Oti Ukubeyinje, Ad Ops & Sales (Nigeria) Opera

Oti Ukubeyinje, Ad Ops & Sales (Nigeria) Opera

With how dynamic things can be in Nigeria, it is a long shot to make a 2025 forecast. We have been expecting digital identity unification since 2017 when BVN and NIN were widely popular. Earlier in 2020, a committee was set up including the likes of Joe Abah. Then in December, an unexpected deadline for NIN-SIM linking was announced.

That being said, the pace of adoption and enforcement is encouraging. If all GSM subscribers get a digital ID by Q1 2021, I foresee unification completed by the end of 2022 guaranteed the FG maintains the same energy and focus.

This would create room for fully digital products to properly take off, especially in financial services; from loans, insurance, etc. It would also help in developing the security infrastructure in the country.

This is music to my ears for marketing and advertising because between 2022–2025, all things being equal, we would have built a solid credit rating system and unified consumer financial information. This will serve as the backbone for both the banked and unbanked that will help us profile users correctly and build relevant audience segments with key insights like household income and purchasing power.

This will allow platforms like Facebook, Google and Opera to unleash their full advertising services capabilities in this market.
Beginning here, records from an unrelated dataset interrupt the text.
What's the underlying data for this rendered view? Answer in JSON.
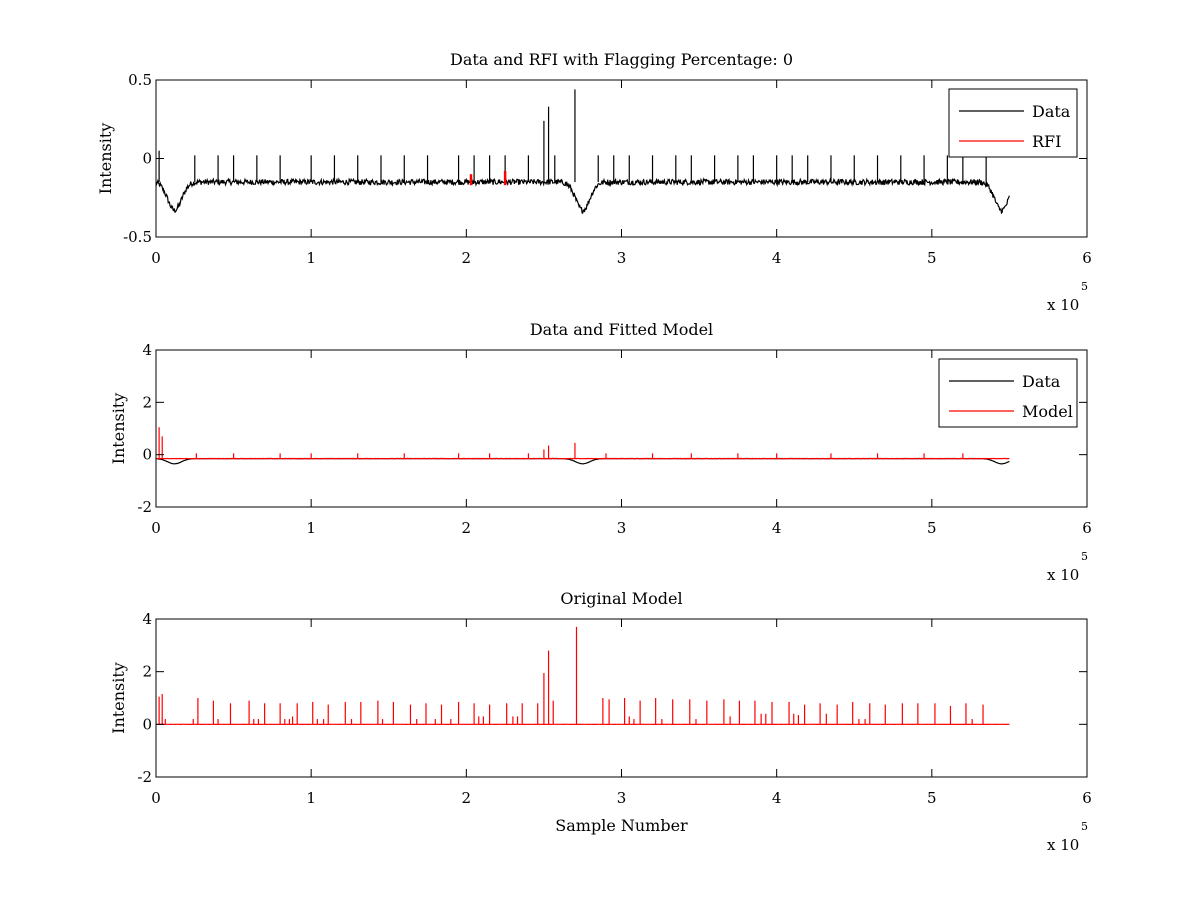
{
  "chart_data": [
    {
      "type": "line",
      "title": "Data and RFI with Flagging Percentage: 0",
      "xlabel": "",
      "ylabel": "Intensity",
      "xlim": [
        0,
        600000
      ],
      "ylim": [
        -0.5,
        0.5
      ],
      "xticks": [
        0,
        1,
        2,
        3,
        4,
        5,
        6
      ],
      "xtick_labels": [
        "0",
        "1",
        "2",
        "3",
        "4",
        "5",
        "6"
      ],
      "yticks": [
        -0.5,
        0,
        0.5
      ],
      "ytick_labels": [
        "-0.5",
        "0",
        "0.5"
      ],
      "x_exponent_label": "x 10",
      "x_exponent_power": "5",
      "grid": false,
      "legend_position": "top-right",
      "series": [
        {
          "name": "Data",
          "color": "#000000",
          "baseline": -0.15,
          "x_end": 550000,
          "dips": [
            {
              "x": 12000,
              "depth": -0.33
            },
            {
              "x": 275000,
              "depth": -0.33
            },
            {
              "x": 545000,
              "depth": -0.33
            }
          ],
          "spikes": [
            {
              "x": 2000,
              "y": 0.05
            },
            {
              "x": 25000,
              "y": 0.02
            },
            {
              "x": 40000,
              "y": 0.02
            },
            {
              "x": 50000,
              "y": 0.02
            },
            {
              "x": 65000,
              "y": 0.02
            },
            {
              "x": 80000,
              "y": 0.02
            },
            {
              "x": 100000,
              "y": 0.02
            },
            {
              "x": 115000,
              "y": 0.02
            },
            {
              "x": 130000,
              "y": 0.02
            },
            {
              "x": 145000,
              "y": 0.02
            },
            {
              "x": 160000,
              "y": 0.02
            },
            {
              "x": 175000,
              "y": 0.02
            },
            {
              "x": 195000,
              "y": 0.02
            },
            {
              "x": 205000,
              "y": 0.02
            },
            {
              "x": 215000,
              "y": 0.02
            },
            {
              "x": 225000,
              "y": 0.02
            },
            {
              "x": 240000,
              "y": 0.02
            },
            {
              "x": 250000,
              "y": 0.24
            },
            {
              "x": 253000,
              "y": 0.33
            },
            {
              "x": 257000,
              "y": 0.02
            },
            {
              "x": 270000,
              "y": 0.44
            },
            {
              "x": 285000,
              "y": 0.02
            },
            {
              "x": 295000,
              "y": 0.02
            },
            {
              "x": 305000,
              "y": 0.02
            },
            {
              "x": 320000,
              "y": 0.02
            },
            {
              "x": 335000,
              "y": 0.02
            },
            {
              "x": 345000,
              "y": 0.02
            },
            {
              "x": 360000,
              "y": 0.02
            },
            {
              "x": 375000,
              "y": 0.02
            },
            {
              "x": 385000,
              "y": 0.02
            },
            {
              "x": 400000,
              "y": 0.02
            },
            {
              "x": 410000,
              "y": 0.02
            },
            {
              "x": 420000,
              "y": 0.02
            },
            {
              "x": 435000,
              "y": 0.02
            },
            {
              "x": 450000,
              "y": 0.02
            },
            {
              "x": 465000,
              "y": 0.02
            },
            {
              "x": 480000,
              "y": 0.02
            },
            {
              "x": 495000,
              "y": 0.02
            },
            {
              "x": 510000,
              "y": 0.02
            },
            {
              "x": 520000,
              "y": 0.02
            },
            {
              "x": 535000,
              "y": 0.02
            }
          ]
        },
        {
          "name": "RFI",
          "color": "#ff0000",
          "segments": [
            {
              "x": 203000,
              "y_low": -0.17,
              "y_high": -0.1
            },
            {
              "x": 225000,
              "y_low": -0.17,
              "y_high": -0.08
            }
          ]
        }
      ]
    },
    {
      "type": "line",
      "title": "Data and Fitted Model",
      "xlabel": "",
      "ylabel": "Intensity",
      "xlim": [
        0,
        600000
      ],
      "ylim": [
        -2,
        4
      ],
      "xticks": [
        0,
        1,
        2,
        3,
        4,
        5,
        6
      ],
      "xtick_labels": [
        "0",
        "1",
        "2",
        "3",
        "4",
        "5",
        "6"
      ],
      "yticks": [
        -2,
        0,
        2,
        4
      ],
      "ytick_labels": [
        "-2",
        "0",
        "2",
        "4"
      ],
      "x_exponent_label": "x 10",
      "x_exponent_power": "5",
      "grid": false,
      "legend_position": "top-right",
      "series": [
        {
          "name": "Data",
          "color": "#000000",
          "baseline": -0.15,
          "x_end": 550000,
          "dips": [
            {
              "x": 12000,
              "depth": -0.35
            },
            {
              "x": 275000,
              "depth": -0.35
            },
            {
              "x": 545000,
              "depth": -0.35
            }
          ]
        },
        {
          "name": "Model",
          "color": "#ff0000",
          "baseline": -0.15,
          "x_end": 550000,
          "spikes": [
            {
              "x": 2000,
              "y": 1.05
            },
            {
              "x": 4000,
              "y": 0.7
            },
            {
              "x": 26000,
              "y": 0.05
            },
            {
              "x": 50000,
              "y": 0.05
            },
            {
              "x": 80000,
              "y": 0.05
            },
            {
              "x": 100000,
              "y": 0.05
            },
            {
              "x": 130000,
              "y": 0.05
            },
            {
              "x": 160000,
              "y": 0.05
            },
            {
              "x": 195000,
              "y": 0.05
            },
            {
              "x": 215000,
              "y": 0.05
            },
            {
              "x": 240000,
              "y": 0.05
            },
            {
              "x": 250000,
              "y": 0.2
            },
            {
              "x": 253000,
              "y": 0.35
            },
            {
              "x": 270000,
              "y": 0.45
            },
            {
              "x": 290000,
              "y": 0.05
            },
            {
              "x": 320000,
              "y": 0.05
            },
            {
              "x": 345000,
              "y": 0.05
            },
            {
              "x": 375000,
              "y": 0.05
            },
            {
              "x": 400000,
              "y": 0.05
            },
            {
              "x": 435000,
              "y": 0.05
            },
            {
              "x": 465000,
              "y": 0.05
            },
            {
              "x": 495000,
              "y": 0.05
            },
            {
              "x": 520000,
              "y": 0.05
            }
          ]
        }
      ]
    },
    {
      "type": "line",
      "title": "Original Model",
      "xlabel": "Sample Number",
      "ylabel": "Intensity",
      "xlim": [
        0,
        600000
      ],
      "ylim": [
        -2,
        4
      ],
      "xticks": [
        0,
        1,
        2,
        3,
        4,
        5,
        6
      ],
      "xtick_labels": [
        "0",
        "1",
        "2",
        "3",
        "4",
        "5",
        "6"
      ],
      "yticks": [
        -2,
        0,
        2,
        4
      ],
      "ytick_labels": [
        "-2",
        "0",
        "2",
        "4"
      ],
      "x_exponent_label": "x 10",
      "x_exponent_power": "5",
      "grid": false,
      "series": [
        {
          "color": "#ff0000",
          "baseline": 0,
          "x_end": 550000,
          "spikes": [
            {
              "x": 2000,
              "y": 1.05
            },
            {
              "x": 4000,
              "y": 1.15
            },
            {
              "x": 6000,
              "y": 0.2
            },
            {
              "x": 24000,
              "y": 0.2
            },
            {
              "x": 27000,
              "y": 1.0
            },
            {
              "x": 37000,
              "y": 0.9
            },
            {
              "x": 40000,
              "y": 0.2
            },
            {
              "x": 48000,
              "y": 0.8
            },
            {
              "x": 60000,
              "y": 0.9
            },
            {
              "x": 63000,
              "y": 0.2
            },
            {
              "x": 66000,
              "y": 0.2
            },
            {
              "x": 70000,
              "y": 0.8
            },
            {
              "x": 80000,
              "y": 0.8
            },
            {
              "x": 83000,
              "y": 0.2
            },
            {
              "x": 86000,
              "y": 0.2
            },
            {
              "x": 88000,
              "y": 0.3
            },
            {
              "x": 91000,
              "y": 0.8
            },
            {
              "x": 101000,
              "y": 0.85
            },
            {
              "x": 104000,
              "y": 0.2
            },
            {
              "x": 108000,
              "y": 0.2
            },
            {
              "x": 111000,
              "y": 0.75
            },
            {
              "x": 122000,
              "y": 0.85
            },
            {
              "x": 126000,
              "y": 0.2
            },
            {
              "x": 132000,
              "y": 0.85
            },
            {
              "x": 143000,
              "y": 0.9
            },
            {
              "x": 146000,
              "y": 0.2
            },
            {
              "x": 153000,
              "y": 0.85
            },
            {
              "x": 164000,
              "y": 0.75
            },
            {
              "x": 168000,
              "y": 0.2
            },
            {
              "x": 174000,
              "y": 0.8
            },
            {
              "x": 180000,
              "y": 0.2
            },
            {
              "x": 184000,
              "y": 0.75
            },
            {
              "x": 190000,
              "y": 0.2
            },
            {
              "x": 195000,
              "y": 0.85
            },
            {
              "x": 205000,
              "y": 0.8
            },
            {
              "x": 208000,
              "y": 0.3
            },
            {
              "x": 211000,
              "y": 0.3
            },
            {
              "x": 215000,
              "y": 0.75
            },
            {
              "x": 226000,
              "y": 0.8
            },
            {
              "x": 230000,
              "y": 0.3
            },
            {
              "x": 233000,
              "y": 0.3
            },
            {
              "x": 236000,
              "y": 0.8
            },
            {
              "x": 246000,
              "y": 0.8
            },
            {
              "x": 250000,
              "y": 1.95
            },
            {
              "x": 253000,
              "y": 2.8
            },
            {
              "x": 256000,
              "y": 0.9
            },
            {
              "x": 271000,
              "y": 3.7
            },
            {
              "x": 288000,
              "y": 1.0
            },
            {
              "x": 292000,
              "y": 0.95
            },
            {
              "x": 302000,
              "y": 1.0
            },
            {
              "x": 305000,
              "y": 0.3
            },
            {
              "x": 308000,
              "y": 0.2
            },
            {
              "x": 312000,
              "y": 0.9
            },
            {
              "x": 322000,
              "y": 1.0
            },
            {
              "x": 326000,
              "y": 0.2
            },
            {
              "x": 333000,
              "y": 0.95
            },
            {
              "x": 344000,
              "y": 0.95
            },
            {
              "x": 348000,
              "y": 0.2
            },
            {
              "x": 355000,
              "y": 0.9
            },
            {
              "x": 366000,
              "y": 0.95
            },
            {
              "x": 370000,
              "y": 0.3
            },
            {
              "x": 376000,
              "y": 0.9
            },
            {
              "x": 386000,
              "y": 0.9
            },
            {
              "x": 390000,
              "y": 0.4
            },
            {
              "x": 393000,
              "y": 0.4
            },
            {
              "x": 397000,
              "y": 0.85
            },
            {
              "x": 408000,
              "y": 0.85
            },
            {
              "x": 411000,
              "y": 0.4
            },
            {
              "x": 414000,
              "y": 0.35
            },
            {
              "x": 418000,
              "y": 0.75
            },
            {
              "x": 428000,
              "y": 0.8
            },
            {
              "x": 432000,
              "y": 0.4
            },
            {
              "x": 439000,
              "y": 0.75
            },
            {
              "x": 449000,
              "y": 0.85
            },
            {
              "x": 453000,
              "y": 0.2
            },
            {
              "x": 457000,
              "y": 0.2
            },
            {
              "x": 460000,
              "y": 0.8
            },
            {
              "x": 470000,
              "y": 0.75
            },
            {
              "x": 481000,
              "y": 0.8
            },
            {
              "x": 491000,
              "y": 0.8
            },
            {
              "x": 502000,
              "y": 0.8
            },
            {
              "x": 512000,
              "y": 0.7
            },
            {
              "x": 522000,
              "y": 0.8
            },
            {
              "x": 526000,
              "y": 0.2
            },
            {
              "x": 533000,
              "y": 0.75
            }
          ]
        }
      ]
    }
  ]
}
It will also create room for local marketing technology companies to spring up with unique value propositions built around individual consumers.

By 2025, loads of digital services would be ready to take off and service Nigerians in their small pockets, without needing gigantic capital to build mass products before reaping economic benefits. It will be the year of tech-powered SMEs with access to marketing solutions for growth and profitability.